O mundo investe milhares de milhões de dólares na protecção da natureza, mas continua a canalizar biliões para actividades económicas que degradam o ambiente. O alerta consta do relatório State of Finance for Nature 2026, divulgado na quinta-feira pelas Nações Unidas, que apela a uma profunda reforma do sistema financeiro global para alinhar os mercados com os objectivos de sustentabilidade ambiental.
Segundo o relatório, por cada dólar investido em soluções de protecção da natureza, cerca de 30 dólares são aplicados em actividades que contribuem para a sua destruição. Os dados revelam impactos particularmente graves nos sectores da energia, indústria, utilidades e materiais básicos, bem como em áreas que beneficiam de subsídios ambientalmente nocivos, como os combustíveis fósseis, a agricultura, os transportes, a água e a construção.
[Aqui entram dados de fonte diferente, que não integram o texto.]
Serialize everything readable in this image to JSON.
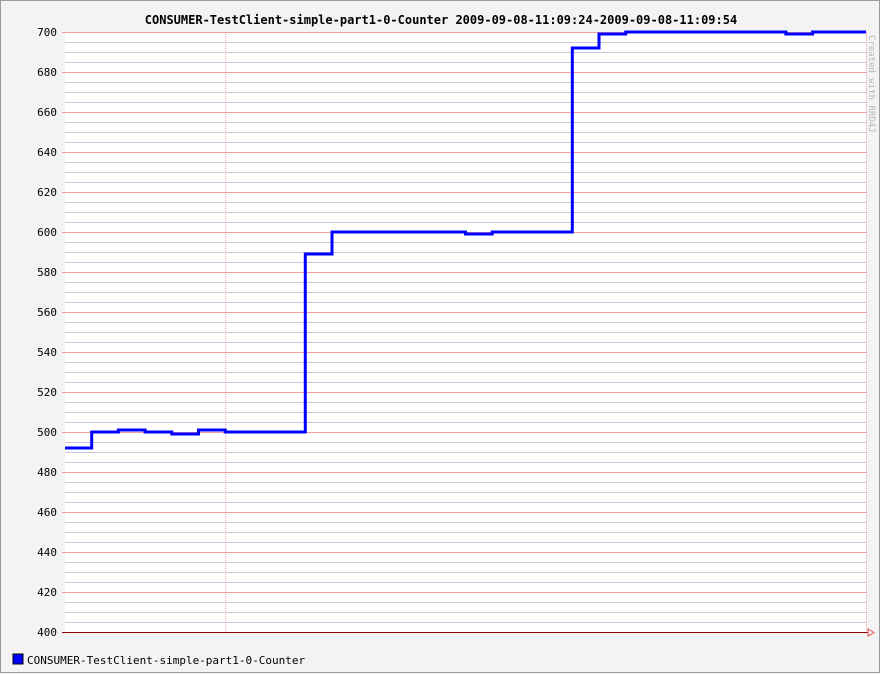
{
  "chart_data": {
    "type": "line",
    "step": true,
    "title": "CONSUMER-TestClient-simple-part1-0-Counter 2009-09-08-11:09:24-2009-09-08-11:09:54",
    "xlabel": "",
    "ylabel": "",
    "ylim": [
      400,
      700
    ],
    "xlim": [
      0,
      30
    ],
    "yticks": [
      400,
      420,
      440,
      460,
      480,
      500,
      520,
      540,
      560,
      580,
      600,
      620,
      640,
      660,
      680,
      700
    ],
    "grid": true,
    "legend_position": "bottom-left",
    "watermark": "Created with RRD4J",
    "series": [
      {
        "name": "CONSUMER-TestClient-simple-part1-0-Counter",
        "color": "#0000ff",
        "x": [
          0,
          1,
          2,
          3,
          4,
          5,
          6,
          7,
          8,
          9,
          10,
          11,
          12,
          13,
          14,
          15,
          16,
          17,
          18,
          19,
          20,
          21,
          22,
          23,
          24,
          25,
          26,
          27,
          28,
          29,
          30
        ],
        "y": [
          492,
          500,
          501,
          500,
          499,
          501,
          500,
          500,
          500,
          589,
          600,
          600,
          600,
          600,
          600,
          599,
          600,
          600,
          600,
          692,
          699,
          700,
          700,
          700,
          700,
          700,
          700,
          699,
          700,
          700,
          700
        ]
      }
    ]
  },
  "colors": {
    "background": "#f3f3f3",
    "plot_background": "#ffffff",
    "minor_grid": "#c8c8dc",
    "major_grid": "#f0a0a0",
    "axis": "#900000"
  }
}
A directora executiva do Programa das Nações Unidas para o Ambiente (PNUA), Inger Andersen, afirmou que o fluxo financeiro actual evidencia a dimensão do desafio global. “Podemos escolher investir na destruição da natureza ou impulsionar a sua recuperação — não existe uma via intermédia”, declarou, alertando para o avanço acelerado dos investimentos e subsídios prejudiciais ao ambiente, em contraste com o lento crescimento das soluções baseadas na natureza.
Apesar do desequilíbrio, o relatório identifica sinais positivos e aponta caminhos para uma “grande viragem a favor da natureza”, defendendo investimentos em soluções economicamente viáveis, como a integração de espaços verdes nas cidades, a incorporação da natureza em infra-estruturas rodoviárias e energéticas e o desenvolvimento de materiais de construção com emissões negativas. Em 2023, 7,3 biliões de dólares foram aplicados em actividades prejudiciais ao ambiente, enquanto apenas 220 mil milhões financiaram soluções baseadas na natureza, embora este último valor tenha registado um crescimento significativo nos últimos anos.